Enorme Herausforderungen gerade für produzierende Unternehmen
Auch Monsees betont, dass neu gegründete Unternehmen, die digitale Geschäftsfelder verfolgen - ohne sich um aufwändige Produktion oder Hardware kümmern zu müssen - wesentlich einfacher zum Erfolg kommen können. Das Umsteigen sei für produzierende Unternehmen wie BMW wesentlich schwieriger. Die unglaubliche Leistungsfähigkeit von humanoiden Robotern verändere die Zusammenarbeit zwischen Mensch und Maschine. Auch Künstliche Intelligenz, Computer die über die Programmierung hinaus selbst lernen, Situationen erkennen und Entscheidungen treffen, spielen gerade für das autonome Fahren eine bedeutende Rolle. Durch die Ausstattung der Fahrzeuge mit Laserscanner, Ultraschall und Videokamera würde eine enorme Datenmenge gesammelt, die vernetzt und genutzt werden müssten. Aktuell entsteht bei einem Automobilhersteller aus im Einsatz befindlichen Fahrzeugen täglich ein Datenvolumen von mehreren Gigabytes. Insgesamt wird im sich BMW-Konzern das zu verarbeitende Datenvolumen bis 2020/21 verzehnfachen. Ganzheitlich betrachtet bedeute der Transformationsprozess eine enorme Herausforderung. Auch BMW müsse im Rahmen der Digitalisierung seine Strategie ändern. Schon heute habe sich das Kundenverhalten verändert, sie informieren sich vorab im Internet, hier werde der Verkauf bereits angebahnt. Dies bedeute eine Veränderung der Händler hin zum Upseller. Das Auto sei nach dem eigenen Haus das zweitteuerste Gut der Kunden. Gerade das Car-Sharing in urbanen Zentren biete hier enorme Möglichkeiten für Zielgruppen, die sich teure Autos nicht leisten können. Hier könne BMW als Serviceanbieter fungieren, man habe in den USA bereits in entsprechende digitale Plattformen investiert.

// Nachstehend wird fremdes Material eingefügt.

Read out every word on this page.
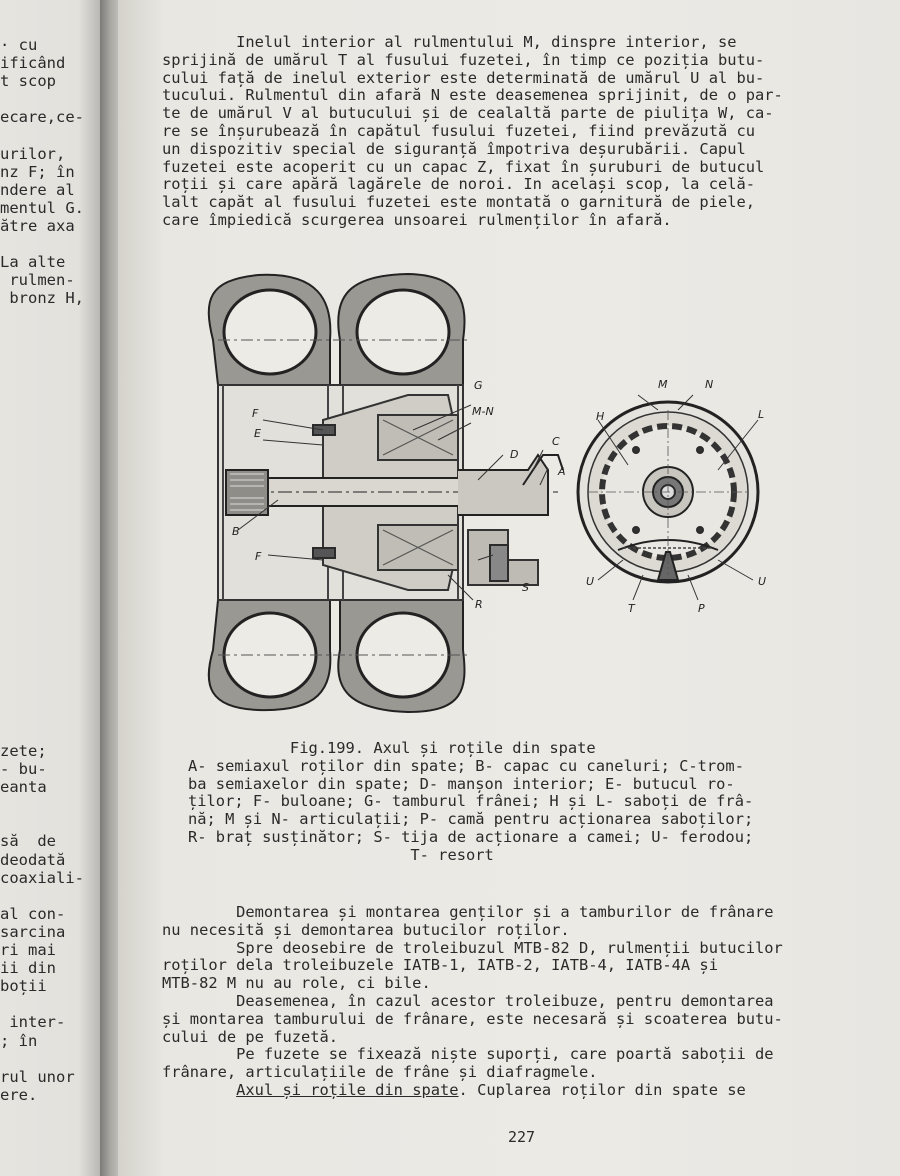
· cu
ificând
t scop
ecare,ce-
urilor,
nz F; în
ndere al
mentul G.
ătre axa
La alte
rulmen-
bronz H,
zete;
- bu-
eanta
să  de
deodată
coaxiali-
al con-
sarcina
ri mai
ii din
boții
inter-
; în
rul unor
ere.
Inelul interior al rulmentului M, dinspre interior, se
sprijină de umărul T al fusului fuzetei, în timp ce poziția butu-
cului față de inelul exterior este determinată de umărul U al bu-
tucului. Rulmentul din afară N este deasemenea sprijinit, de o par-
te de umărul V al butucului și de cealaltă parte de piulița W, ca-
re se înșurubează în capătul fusului fuzetei, fiind prevăzută cu
un dispozitiv special de siguranță împotriva deșurubării. Capul
fuzetei este acoperit cu un capac Z, fixat în șuruburi de butucul
roții și care apără lagărele de noroi. In același scop, la celă-
lalt capăt al fusului fuzetei este montată o garnitură de piele,
care împiedică scurgerea unsoarei rulmenților în afară.
G
M-N
C
D
A
F
E
B
F
R
S
M	N
H	L
U	U
T	P
Fig.199. Axul și roțile din spate
A- semiaxul roților din spate; B- capac cu caneluri; C-trom-
ba semiaxelor din spate; D- manșon interior; E- butucul ro-
ților; F- buloane; G- tamburul frânei; H și L- saboți de frâ-
nă; M și N- articulații; P- camă pentru acționarea saboților;
R- braț susținător; S- tija de acționare a camei; U- ferodou;
T- resort
Demontarea și montarea genților și a tamburilor de frânare
nu necesită și demontarea butucilor roților.
Spre deosebire de troleibuzul MTB-82 D, rulmenții butucilor
roților dela troleibuzele IATB-1, IATB-2, IATB-4, IATB-4A și
MTB-82 M nu au role, ci bile.
Deasemenea, în cazul acestor troleibuze, pentru demontarea
și montarea tamburului de frânare, este necesară și scoaterea butu-
cului de pe fuzetă.
Pe fuzete se fixează niște suporți, care poartă saboții de
frânare, articulațiile de frâne și diafragmele.
Axul și roțile din spate. Cuplarea roților din spate se
227
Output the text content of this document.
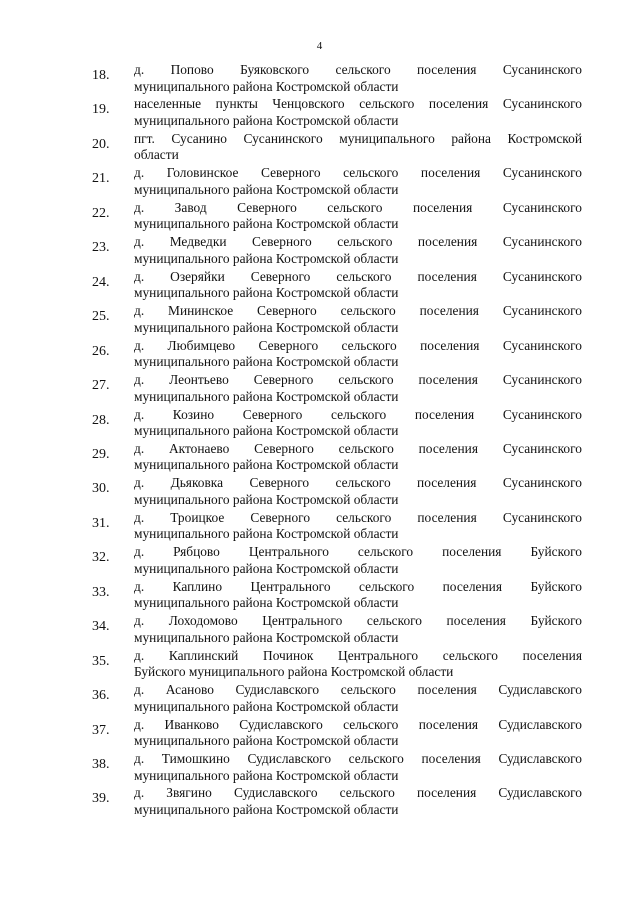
4
18.	д. Попово Буяковского сельского поселения Сусанинского
муниципального района Костромской области
19.	населенные пункты Ченцовского сельского поселения Сусанинского
муниципального района Костромской области
20.	пгт. Сусанино Сусанинского муниципального района Костромской
области
21.	д. Головинское Северного сельского поселения Сусанинского
муниципального района Костромской области
22.	д. Завод Северного сельского поселения Сусанинского
муниципального района Костромской области
23.	д. Медведки Северного сельского поселения Сусанинского
муниципального района Костромской области
24.	д. Озеряйки Северного сельского поселения Сусанинского
муниципального района Костромской области
25.	д. Мининское Северного сельского поселения Сусанинского
муниципального района Костромской области
26.	д. Любимцево Северного сельского поселения Сусанинского
муниципального района Костромской области
27.	д. Леонтьево Северного сельского поселения Сусанинского
муниципального района Костромской области
28.	д. Козино Северного сельского поселения Сусанинского
муниципального района Костромской области
29.	д. Актонаево Северного сельского поселения Сусанинского
муниципального района Костромской области
30.	д. Дьяковка Северного сельского поселения Сусанинского
муниципального района Костромской области
31.	д. Троицкое Северного сельского поселения Сусанинского
муниципального района Костромской области
32.	д. Рябцово Центрального сельского поселения Буйского
муниципального района Костромской области
33.	д. Каплино Центрального сельского поселения Буйского
муниципального района Костромской области
34.	д. Лоходомово Центрального сельского поселения Буйского
муниципального района Костромской области
35.	д. Каплинский Починок Центрального сельского поселения
Буйского муниципального района Костромской области
36.	д. Асаново Судиславского сельского поселения Судиславского
муниципального района Костромской области
37.	д. Иванково Судиславского сельского поселения Судиславского
муниципального района Костромской области
38.	д. Тимошкино Судиславского сельского поселения Судиславского
муниципального района Костромской области
39.	д. Звягино Судиславского сельского поселения Судиславского
муниципального района Костромской области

Jedes Unternehmen muss seinen eigenen Weg finden
Auch für ihn ist die Digitalisierung kein Thema der Zukunft, „sie findet jetzt statt“. „Ein Geheimrezept, um in der Digitalisierung erfolgreich zu sein, gibt es nicht, jedes Unternehmen, jedes Geschäftsmodell ist anders“, wie Monsees erläutert. Trotzdem gibt er den Teilnehmern einige Handlungsempfehlungen. Eine Verschmelzung von Produkt und Service sei unerlässlich. Eine Chance sei auch die Convenience-Personalisierung wie es Amazon mit seinem Dash-Button vormache, in dem über die direkte Bestellung die Bequemlichkeit des Kunden gesteigert und die Wertschöpfungskette minimiert werden könne. Robuste und skalierbare IT- und Softwarearchitektur, Datenschnelligkeit, permanente Updatefähigkeit und auch maximale Datenerfassung und Nutzung seien weitere Faktoren. Digitale Technik und IT müssten selbst betrieben werden, Amazon, Google usw. haben keine IT-Abteilung, die Firma sei IT „Unsere Firmen müssen auch IT werden“ ist Monsees überzeugt. Die Digitalisierung berge große Unsicherheiten, mit denen vor allem Deutsche aber auch Europäer enorme Schwierigkeiten hätten Hierzulande solle man mutiger sein, Dinge zu probieren, aber auch „den Stecker zu ziehen, wenn sie nicht funktioniert“. Auch die Struktur in den Unternehmen müsse sich ändern, man müsse agiler werden, die Durchlässigkeit zwischen Abteilungen erhöhen, den Mitarbeitern der nötige Freiraum für Kreativität gegeben werden. In einer digitalen Zeit, die permanenten Wandel bedeute, müssten sich auch Mitarbeiter stetig weiterentwickeln. Die Aufgabe für das Management laute, die Mitarbeiter mitzunehmen, Visionen und Missionen zu entwickeln, an denen sich jeder orientieren könne.